Authors, are You a Genre... or a Tone?
If you’re anything like me, you may have spent years trying to decide what genre you belong to.
Romance? Women’s fiction? Paranormal? Mystery? Cosy?
For a long time, I tried to squeeze my books into one of those categories. Some of them had ghosts, some had time travel, some were mysteries, and some were simply stories about women rebuilding their lives.
Eventually, I realised that I wasn’t really writing to a genre at all.
I was writing to a tone.
The tone stayed the same even when the ingredients changed. The stories were always character-driven, usually a little wry, and often about women sick of being sensible, ready to reclaim their lives.
Sometimes a ghost helped. Sometimes a time slip. Sometimes nothing magical happened at all.
But the story's flavour was always recognisable.
Once I stopped trying to force my books into one rigid category and instead focused on the tone of the stories I write, everything became much clearer.
And much easier to describe.
So if you’re a writer who has been tying yourself in knots trying to decide exactly where you fit on the genre shelves, it might be worth asking yourself a different question.
What if you’re not a genre at all?
What if you’re simply a tone?
Of course, when you upload your books to retailers, you still have to choose categories. The bookshops need their shelves, even if they’re digital ones.

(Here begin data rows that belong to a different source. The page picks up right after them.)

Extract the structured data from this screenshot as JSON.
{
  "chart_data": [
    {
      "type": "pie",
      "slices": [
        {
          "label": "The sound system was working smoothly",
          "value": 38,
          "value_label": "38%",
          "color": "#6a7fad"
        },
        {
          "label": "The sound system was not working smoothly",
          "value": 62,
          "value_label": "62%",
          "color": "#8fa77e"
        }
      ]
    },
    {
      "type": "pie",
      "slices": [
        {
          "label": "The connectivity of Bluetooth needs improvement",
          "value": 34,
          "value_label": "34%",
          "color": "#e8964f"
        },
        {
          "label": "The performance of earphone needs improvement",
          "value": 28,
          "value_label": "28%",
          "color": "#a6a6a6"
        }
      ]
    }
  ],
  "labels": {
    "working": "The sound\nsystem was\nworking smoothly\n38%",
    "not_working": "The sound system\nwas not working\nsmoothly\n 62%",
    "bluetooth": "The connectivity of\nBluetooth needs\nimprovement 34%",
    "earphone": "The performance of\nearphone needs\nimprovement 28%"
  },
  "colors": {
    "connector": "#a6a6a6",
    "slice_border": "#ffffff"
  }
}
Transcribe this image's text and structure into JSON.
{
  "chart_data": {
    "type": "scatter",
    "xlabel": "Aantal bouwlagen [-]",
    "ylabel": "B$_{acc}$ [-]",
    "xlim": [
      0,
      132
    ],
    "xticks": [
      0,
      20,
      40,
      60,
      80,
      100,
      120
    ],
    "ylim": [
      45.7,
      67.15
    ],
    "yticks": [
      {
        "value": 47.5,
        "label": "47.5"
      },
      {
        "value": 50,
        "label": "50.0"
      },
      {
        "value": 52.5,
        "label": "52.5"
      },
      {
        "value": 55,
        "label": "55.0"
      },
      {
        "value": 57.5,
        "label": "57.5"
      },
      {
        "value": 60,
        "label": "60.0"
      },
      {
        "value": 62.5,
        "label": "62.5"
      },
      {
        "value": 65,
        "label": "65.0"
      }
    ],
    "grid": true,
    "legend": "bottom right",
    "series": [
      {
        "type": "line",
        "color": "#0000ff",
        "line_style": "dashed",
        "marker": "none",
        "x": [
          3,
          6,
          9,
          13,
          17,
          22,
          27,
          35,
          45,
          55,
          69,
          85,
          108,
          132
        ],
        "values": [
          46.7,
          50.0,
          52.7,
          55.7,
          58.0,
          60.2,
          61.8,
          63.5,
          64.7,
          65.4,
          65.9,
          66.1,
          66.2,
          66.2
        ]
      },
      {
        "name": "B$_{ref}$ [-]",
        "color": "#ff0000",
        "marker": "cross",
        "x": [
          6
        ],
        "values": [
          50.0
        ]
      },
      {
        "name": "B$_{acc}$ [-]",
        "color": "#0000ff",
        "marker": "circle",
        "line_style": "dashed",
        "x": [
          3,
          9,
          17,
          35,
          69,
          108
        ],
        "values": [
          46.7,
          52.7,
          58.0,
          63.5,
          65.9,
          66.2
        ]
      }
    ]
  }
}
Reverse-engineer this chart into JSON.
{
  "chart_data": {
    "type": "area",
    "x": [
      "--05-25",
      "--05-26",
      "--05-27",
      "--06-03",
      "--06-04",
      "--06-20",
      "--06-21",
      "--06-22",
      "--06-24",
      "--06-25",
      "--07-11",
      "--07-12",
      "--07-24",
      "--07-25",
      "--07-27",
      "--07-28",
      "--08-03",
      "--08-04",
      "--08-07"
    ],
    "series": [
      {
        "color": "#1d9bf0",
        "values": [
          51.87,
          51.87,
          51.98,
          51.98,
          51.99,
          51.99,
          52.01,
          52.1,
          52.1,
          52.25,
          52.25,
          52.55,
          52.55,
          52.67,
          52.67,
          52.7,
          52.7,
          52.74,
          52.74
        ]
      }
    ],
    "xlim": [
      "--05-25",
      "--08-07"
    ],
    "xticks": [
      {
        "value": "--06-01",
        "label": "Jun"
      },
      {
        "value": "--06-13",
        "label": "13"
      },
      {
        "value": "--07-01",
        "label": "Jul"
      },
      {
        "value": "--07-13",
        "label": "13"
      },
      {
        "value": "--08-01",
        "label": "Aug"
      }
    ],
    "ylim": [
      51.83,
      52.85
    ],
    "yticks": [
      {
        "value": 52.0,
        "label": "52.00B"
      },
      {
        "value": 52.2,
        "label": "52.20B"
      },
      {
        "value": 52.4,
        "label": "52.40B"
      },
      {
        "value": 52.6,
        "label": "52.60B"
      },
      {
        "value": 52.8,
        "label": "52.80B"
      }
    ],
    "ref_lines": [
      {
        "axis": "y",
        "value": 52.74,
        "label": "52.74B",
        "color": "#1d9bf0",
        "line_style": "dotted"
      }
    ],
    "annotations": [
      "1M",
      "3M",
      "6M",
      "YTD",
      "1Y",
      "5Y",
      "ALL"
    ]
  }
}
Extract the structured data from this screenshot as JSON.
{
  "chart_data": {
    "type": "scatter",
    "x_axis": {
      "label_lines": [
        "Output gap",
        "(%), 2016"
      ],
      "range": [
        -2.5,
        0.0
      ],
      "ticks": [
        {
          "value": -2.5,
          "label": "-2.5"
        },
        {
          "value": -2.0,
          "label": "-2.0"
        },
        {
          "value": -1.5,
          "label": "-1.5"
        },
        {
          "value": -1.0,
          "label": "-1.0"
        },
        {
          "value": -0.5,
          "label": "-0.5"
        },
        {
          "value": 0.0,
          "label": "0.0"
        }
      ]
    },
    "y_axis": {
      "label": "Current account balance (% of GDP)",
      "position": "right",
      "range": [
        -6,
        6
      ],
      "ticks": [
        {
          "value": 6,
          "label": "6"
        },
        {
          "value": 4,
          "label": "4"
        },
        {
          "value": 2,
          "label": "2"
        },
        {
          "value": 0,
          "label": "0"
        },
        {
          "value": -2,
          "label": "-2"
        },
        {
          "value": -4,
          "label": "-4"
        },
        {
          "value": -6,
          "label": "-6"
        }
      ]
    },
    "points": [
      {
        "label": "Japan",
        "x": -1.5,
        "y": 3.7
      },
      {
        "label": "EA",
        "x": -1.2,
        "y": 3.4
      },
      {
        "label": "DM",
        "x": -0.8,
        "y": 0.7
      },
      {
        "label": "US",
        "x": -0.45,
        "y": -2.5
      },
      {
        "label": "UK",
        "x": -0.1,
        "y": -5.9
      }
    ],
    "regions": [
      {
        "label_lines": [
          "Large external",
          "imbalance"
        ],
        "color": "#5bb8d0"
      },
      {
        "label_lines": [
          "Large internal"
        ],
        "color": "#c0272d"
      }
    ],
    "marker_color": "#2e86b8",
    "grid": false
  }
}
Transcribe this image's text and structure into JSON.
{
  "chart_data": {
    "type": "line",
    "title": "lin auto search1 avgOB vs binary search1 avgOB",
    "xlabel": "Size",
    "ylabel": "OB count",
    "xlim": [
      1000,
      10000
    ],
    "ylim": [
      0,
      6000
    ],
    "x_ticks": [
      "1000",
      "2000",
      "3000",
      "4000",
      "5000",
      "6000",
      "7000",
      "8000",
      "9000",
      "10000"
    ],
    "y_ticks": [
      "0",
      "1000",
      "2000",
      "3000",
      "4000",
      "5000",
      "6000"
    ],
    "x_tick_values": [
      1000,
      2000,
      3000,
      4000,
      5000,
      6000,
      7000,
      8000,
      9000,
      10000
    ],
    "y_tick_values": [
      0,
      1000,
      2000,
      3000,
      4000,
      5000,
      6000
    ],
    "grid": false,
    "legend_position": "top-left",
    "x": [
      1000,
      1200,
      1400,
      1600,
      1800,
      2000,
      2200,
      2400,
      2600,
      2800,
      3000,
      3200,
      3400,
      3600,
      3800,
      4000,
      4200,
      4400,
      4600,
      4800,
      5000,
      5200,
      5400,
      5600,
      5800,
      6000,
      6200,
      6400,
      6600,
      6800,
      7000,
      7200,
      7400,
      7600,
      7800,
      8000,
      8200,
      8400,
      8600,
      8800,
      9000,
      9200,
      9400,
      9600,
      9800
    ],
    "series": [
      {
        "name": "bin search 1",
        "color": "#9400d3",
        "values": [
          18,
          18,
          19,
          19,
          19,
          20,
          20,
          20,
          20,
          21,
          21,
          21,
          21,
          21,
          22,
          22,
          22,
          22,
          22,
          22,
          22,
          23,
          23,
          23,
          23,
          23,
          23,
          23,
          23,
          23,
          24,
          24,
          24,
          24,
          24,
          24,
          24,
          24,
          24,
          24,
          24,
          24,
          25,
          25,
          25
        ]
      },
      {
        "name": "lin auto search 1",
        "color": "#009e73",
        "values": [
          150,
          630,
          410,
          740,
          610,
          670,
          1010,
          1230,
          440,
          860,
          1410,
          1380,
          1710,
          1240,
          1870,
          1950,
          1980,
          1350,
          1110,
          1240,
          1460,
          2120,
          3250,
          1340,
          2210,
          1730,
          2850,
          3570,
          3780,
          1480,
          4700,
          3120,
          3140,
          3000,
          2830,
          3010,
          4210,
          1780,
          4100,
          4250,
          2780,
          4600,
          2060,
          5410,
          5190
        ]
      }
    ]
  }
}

But the best advice I can give is not to let those shelves dictate the kind of stories you write.
Choose the categories that seem closest, help readers find you, and then concentrate on writing the stories that feel natural in your own voice.
Because in the end, many readers don’t fall in love with a category.
They fall in love with a voice.
For what it’s worth, the description I eventually settled on for my own books is this:
Witty British fiction about women who are sick of being sensible.